Ce n’est pas non plus le coup de fusil du siècle : certains gants très sportifs ou très techniques en offrent plus, mais dans une autre philosophie et pour un autre tarif. Là, on est sur un bon équilibre entre fonctionnalités utiles, protection correcte et confort quotidien. Si vous cherchez un gant été Furygan fiable, discret et bien ventilé, le ticket d’entrée reste cohérent. Bref, on en a pour son argent, sans payer un supplément juste pour un logo ou une mode passagère. C’est du pragmatique, et ça colle bien à l’usage visé.

Qualité / Prix :
8 / 10

Verdict : un vrai gant été, sans fausses promesses

Les Furygan JAMES EVO 2 D3O cocheraient presque toutes les cases de ce qu’on attend d’un bon gant moto été en cuir : confort grâce au cuir de chèvre, bonne maniabilité, ventilation efficace, protection phalanges en D3O et renforts paume pour rassurer en cas de chute. On apprécie particulièrement leur sobriété visuelle : ce sont des gants qu’on porte au quotidien sans se lasser, aussi bien sur un roadster qu’en scooter pour aller bosser. Ils ne tentent pas de jouer les couteaux suisses toutes saisons, et c’est tant mieux. Ce qu’ils promettent, ils le tiennent.

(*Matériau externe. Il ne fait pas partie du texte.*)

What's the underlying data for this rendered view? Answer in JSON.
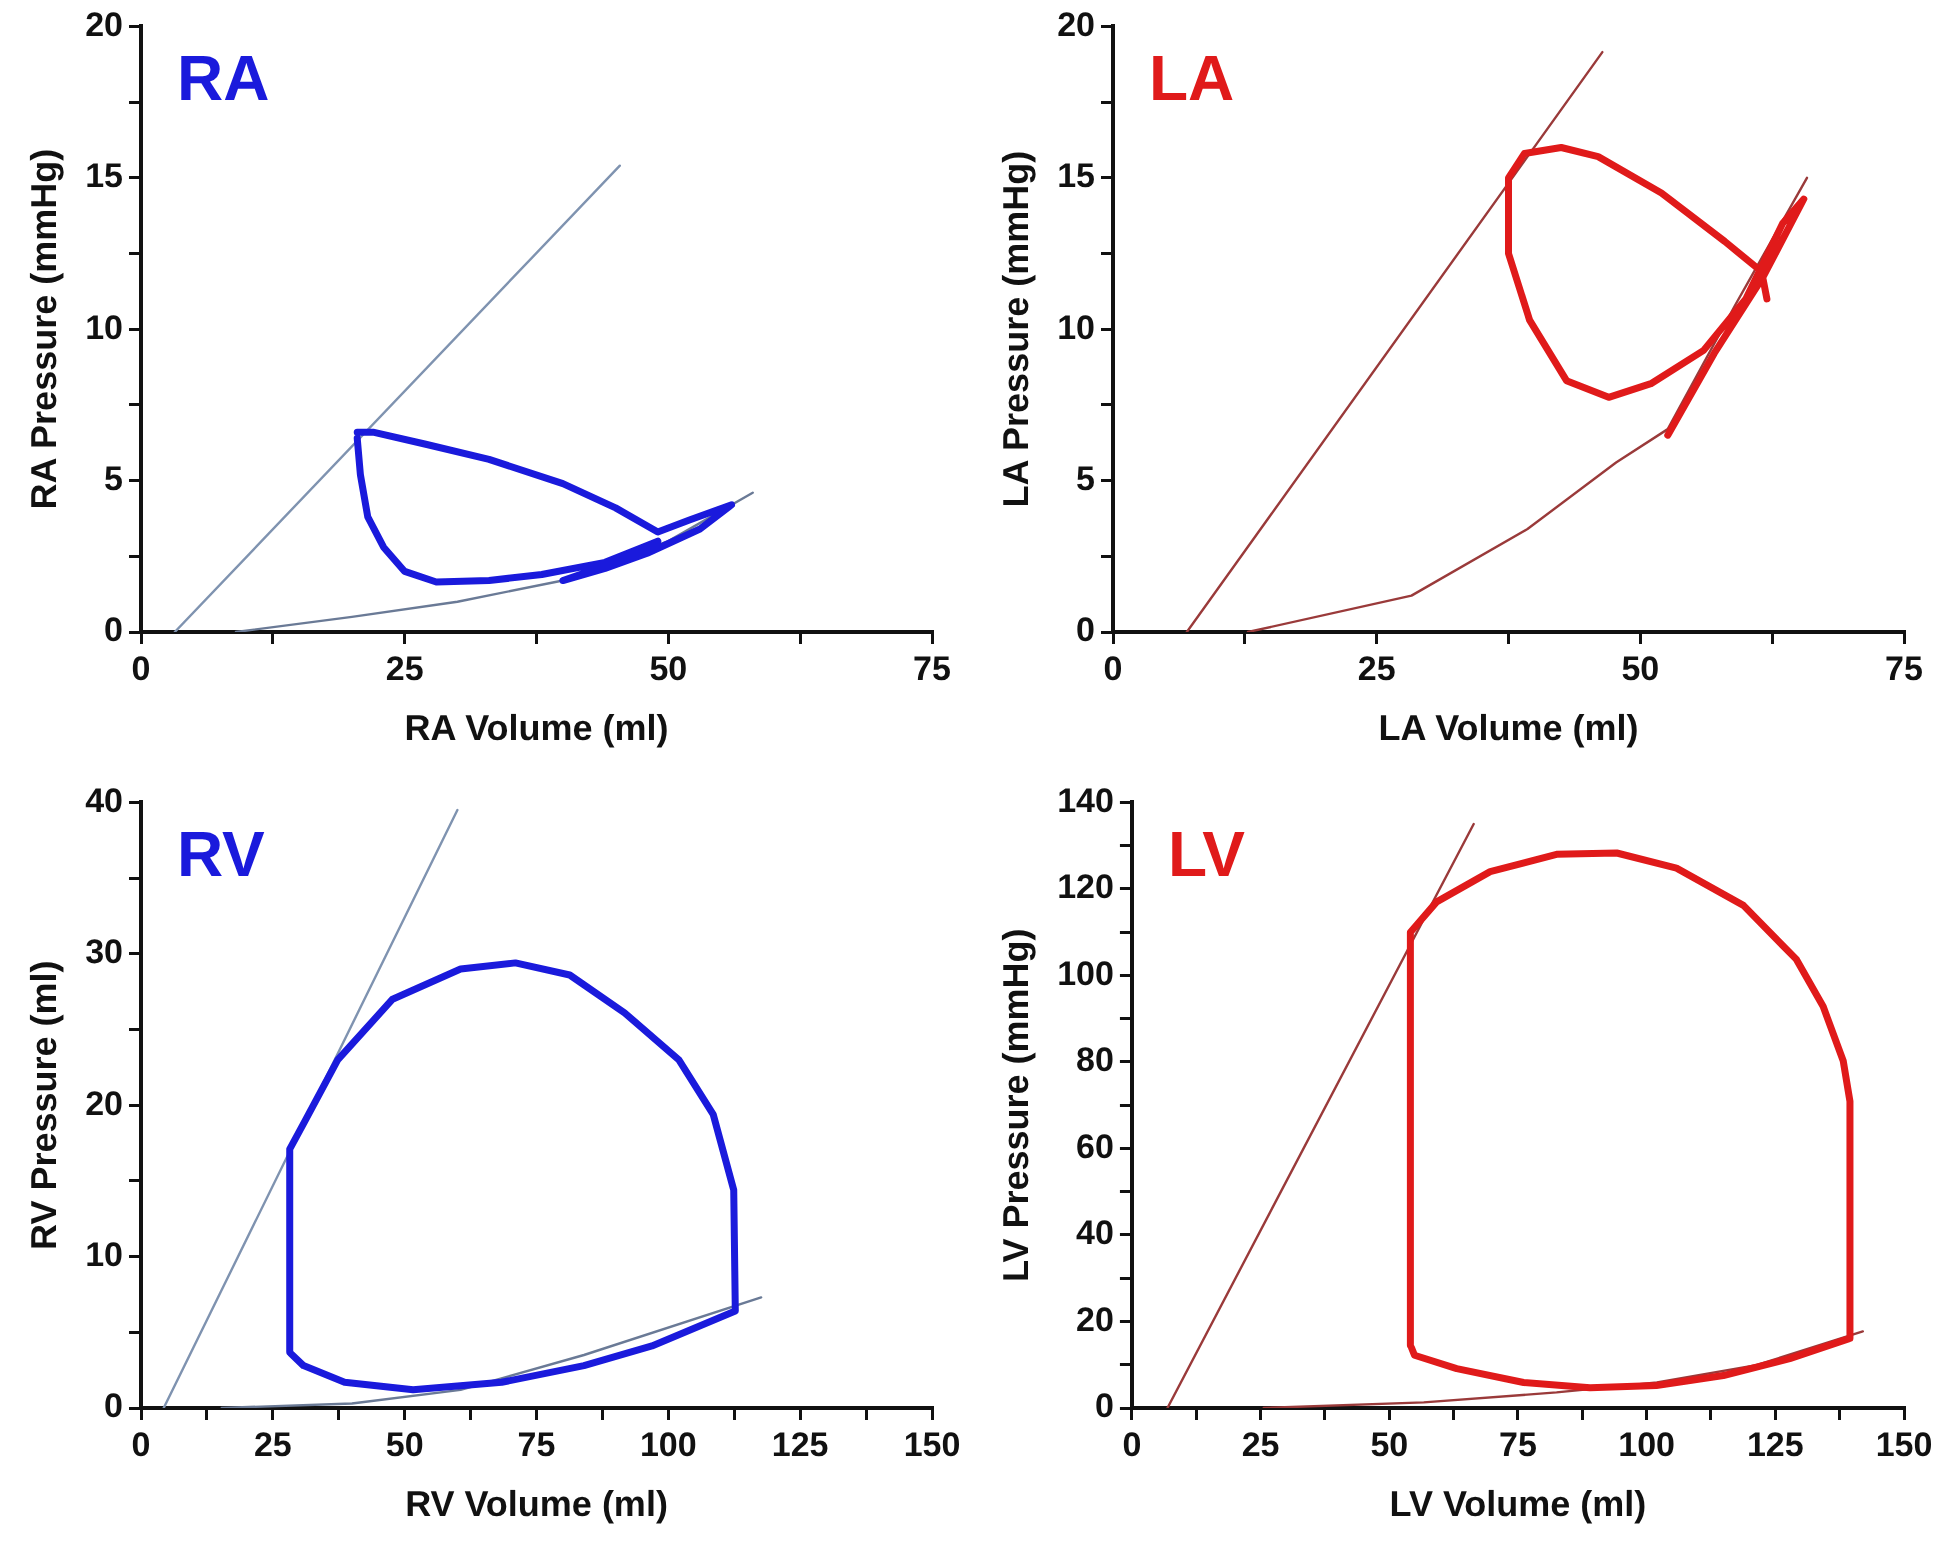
{
  "chart_data": [
    {
      "type": "line",
      "title": "RA",
      "xlabel": "RA Volume (ml)",
      "ylabel": "RA Pressure (mmHg)",
      "xlim": [
        0,
        75
      ],
      "ylim": [
        0,
        20
      ],
      "xticks": [
        0,
        {
          "value": 12.5,
          "label": null
        },
        25,
        {
          "value": 37.5,
          "label": null
        },
        50,
        {
          "value": 62.5,
          "label": null
        },
        75
      ],
      "yticks": [
        0,
        {
          "value": 2.5,
          "label": null
        },
        5,
        {
          "value": 7.5,
          "label": null
        },
        10,
        {
          "value": 12.5,
          "label": null
        },
        15,
        {
          "value": 17.5,
          "label": null
        },
        20
      ],
      "series": [
        {
          "color": "#1a1adc",
          "x": [
            20.5,
            22,
            27,
            33,
            40,
            45,
            49,
            52,
            56,
            53,
            48,
            44,
            40,
            45,
            49,
            44,
            38,
            33,
            28,
            25,
            23,
            21.5,
            20.8,
            20.5
          ],
          "values": [
            6.6,
            6.6,
            6.2,
            5.7,
            4.9,
            4.1,
            3.3,
            3.7,
            4.2,
            3.4,
            2.6,
            2.1,
            1.7,
            2.3,
            3.0,
            2.3,
            1.9,
            1.7,
            1.65,
            2.0,
            2.8,
            3.8,
            5.2,
            6.4
          ]
        },
        {
          "color": "#7f93b0",
          "x": [
            3.2,
            45.4
          ],
          "values": [
            0,
            15.4
          ]
        },
        {
          "color": "#6a7a96",
          "x": [
            9,
            20,
            30,
            40,
            50,
            58
          ],
          "values": [
            0,
            0.5,
            1.0,
            1.7,
            3.0,
            4.6
          ]
        }
      ]
    },
    {
      "type": "line",
      "title": "LA",
      "xlabel": "LA Volume (ml)",
      "ylabel": "LA Pressure (mmHg)",
      "xlim": [
        0,
        75
      ],
      "ylim": [
        0,
        20
      ],
      "xticks": [
        0,
        {
          "value": 12.5,
          "label": null
        },
        25,
        {
          "value": 37.5,
          "label": null
        },
        50,
        {
          "value": 62.5,
          "label": null
        },
        75
      ],
      "yticks": [
        0,
        {
          "value": 2.5,
          "label": null
        },
        5,
        {
          "value": 7.5,
          "label": null
        },
        10,
        {
          "value": 12.5,
          "label": null
        },
        15,
        {
          "value": 17.5,
          "label": null
        },
        20
      ],
      "series": [
        {
          "color": "#e01a1a",
          "x": [
            52.6,
            57,
            61.6,
            65.5,
            63.5,
            60,
            56,
            51,
            47,
            43,
            39.5,
            37.5,
            37.5,
            39,
            42.5,
            46,
            52,
            58,
            61.5,
            62
          ],
          "values": [
            6.5,
            9.2,
            11.7,
            14.3,
            13.5,
            11,
            9.3,
            8.2,
            7.75,
            8.3,
            10.3,
            12.5,
            15.0,
            15.8,
            16.0,
            15.7,
            14.5,
            12.9,
            11.9,
            11
          ]
        },
        {
          "color": "#9a3a3a",
          "x": [
            7,
            46.4
          ],
          "values": [
            0,
            19.15
          ]
        },
        {
          "color": "#9a3a3a",
          "x": [
            12.8,
            28.3,
            39.3,
            47.7,
            52.6,
            59,
            65.8
          ],
          "values": [
            0,
            1.2,
            3.4,
            5.6,
            6.7,
            10.8,
            15.0
          ]
        }
      ]
    },
    {
      "type": "line",
      "title": "RV",
      "xlabel": "RV Volume (ml)",
      "ylabel": "RV Pressure (ml)",
      "xlim": [
        0,
        150
      ],
      "ylim": [
        0,
        40
      ],
      "xticks": [
        0,
        {
          "value": 12.5,
          "label": null
        },
        25,
        {
          "value": 37.5,
          "label": null
        },
        50,
        {
          "value": 62.5,
          "label": null
        },
        75,
        {
          "value": 87.5,
          "label": null
        },
        100,
        {
          "value": 112.5,
          "label": null
        },
        125,
        {
          "value": 137.5,
          "label": null
        },
        150
      ],
      "yticks": [
        0,
        {
          "value": 5,
          "label": null
        },
        10,
        {
          "value": 15,
          "label": null
        },
        20,
        {
          "value": 25,
          "label": null
        },
        30,
        {
          "value": 35,
          "label": null
        },
        40
      ],
      "series": [
        {
          "color": "#1a1adc",
          "x": [
            28.2,
            28.2,
            31,
            37.3,
            47.7,
            60.6,
            71,
            81.3,
            91.7,
            102,
            108.5,
            112.4,
            112.7,
            96.9,
            84,
            68.4,
            51.6,
            38.6,
            30.8,
            28.4
          ],
          "values": [
            3.7,
            17.1,
            18.9,
            23,
            27,
            29,
            29.4,
            28.6,
            26.1,
            23,
            19.4,
            14.4,
            6.4,
            4.1,
            2.8,
            1.7,
            1.2,
            1.7,
            2.8,
            3.6
          ]
        },
        {
          "color": "#7f93b0",
          "x": [
            4.3,
            60
          ],
          "values": [
            0,
            39.5
          ]
        },
        {
          "color": "#6a7a96",
          "x": [
            15.3,
            40,
            60.6,
            84,
            117.6
          ],
          "values": [
            0,
            0.3,
            1.2,
            3.5,
            7.3
          ]
        }
      ]
    },
    {
      "type": "line",
      "title": "LV",
      "xlabel": "LV Volume (ml)",
      "ylabel": "LV Pressure (mmHg)",
      "xlim": [
        0,
        150
      ],
      "ylim": [
        0,
        140
      ],
      "xticks": [
        0,
        {
          "value": 12.5,
          "label": null
        },
        25,
        {
          "value": 37.5,
          "label": null
        },
        50,
        {
          "value": 62.5,
          "label": null
        },
        75,
        {
          "value": 87.5,
          "label": null
        },
        100,
        {
          "value": 112.5,
          "label": null
        },
        125,
        {
          "value": 137.5,
          "label": null
        },
        150
      ],
      "yticks": [
        0,
        {
          "value": 10,
          "label": null
        },
        20,
        {
          "value": 30,
          "label": null
        },
        40,
        {
          "value": 50,
          "label": null
        },
        60,
        {
          "value": 70,
          "label": null
        },
        80,
        {
          "value": 90,
          "label": null
        },
        100,
        {
          "value": 110,
          "label": null
        },
        120,
        {
          "value": 130,
          "label": null
        },
        140
      ],
      "series": [
        {
          "color": "#e01a1a",
          "x": [
            54.1,
            54.1,
            59.2,
            69.6,
            82.5,
            94.2,
            105.8,
            118.8,
            129.1,
            134.3,
            138.2,
            139.5,
            139.5,
            127.8,
            114.9,
            101.9,
            89,
            76.1,
            63.1,
            54.9,
            54.3
          ],
          "values": [
            14.5,
            110,
            117,
            124,
            128,
            128.3,
            124.8,
            116.2,
            103.7,
            92.8,
            80.2,
            70.9,
            16.1,
            11.4,
            7.5,
            5.2,
            4.7,
            5.9,
            9.1,
            12.2,
            14
          ]
        },
        {
          "color": "#9a3a3a",
          "x": [
            6.9,
            66.4
          ],
          "values": [
            0,
            135
          ]
        },
        {
          "color": "#9a3a3a",
          "x": [
            25.6,
            56.7,
            82.5,
            102,
            121.3,
            142
          ],
          "values": [
            0,
            1.3,
            3.6,
            5.9,
            9.9,
            17.7
          ]
        }
      ]
    }
  ]
}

Évidemment, il faut accepter leurs limites : pas d’étanchéité, pas d’isolation, et une vocation clairement estivale. Si vous roulez toute l’année, il vous faudra une deuxième paire pour l’hiver. Mais pour affronter la chaleur sans sacrifier complètement la protection, ce modèle Furygan est une proposition très solide. Bref, si votre priorité est de rouler léger, ventilé, avec un vrai cuir et du D3O, les JAMES EVO 2 D3O méritent clairement une place sur votre guidon. Ils ne sont pas parfaits, mais ils sont franchement réussis dans leur registre.

Note finale :
8.2 / 10

Avis des motards : ce qui remonte du terrain

Les retours des utilisateurs sur les gants Furygan JAMES EVO 2 D3O vont tous plus ou moins dans le même sens : un gant très agréable à porter l’été, souple, bien ventilé et rassurant grâce à ses protections. Beaucoup saluent le rapport confort/protection, surtout pour un usage urbain et péri-urbain. La compatibilité avec les écrans tactiles est régulièrement citée comme un vrai plus au quotidien, même si certains notent que la précision n’est pas aussi bonne que sans gant. La coupe est jugée plutôt fidèle aux tailles Furygan, avec un léger côté ajusté qui se détend un peu après quelques sorties.

Les critiques portent surtout sur ce qu’ils ne sont pas censés faire : certains motards les trouvent trop frais dès que la température chute ou dès qu’on roule tôt le matin, d’autres regrettent logiquement l’absence totale d’étanchéité. Quelques utilisateurs pointent aussi un velcro qui pourrait s’user un peu vite si on le maltraite. Mais globalement, les avis restent très positifs pour un gant été : design discret, confort convaincant, protection honnête pour la catégorie. En résumé, ceux qui l’achètent pour ce qu’il est – un vrai gant d’été en cuir – en sont généralement très satisfaits.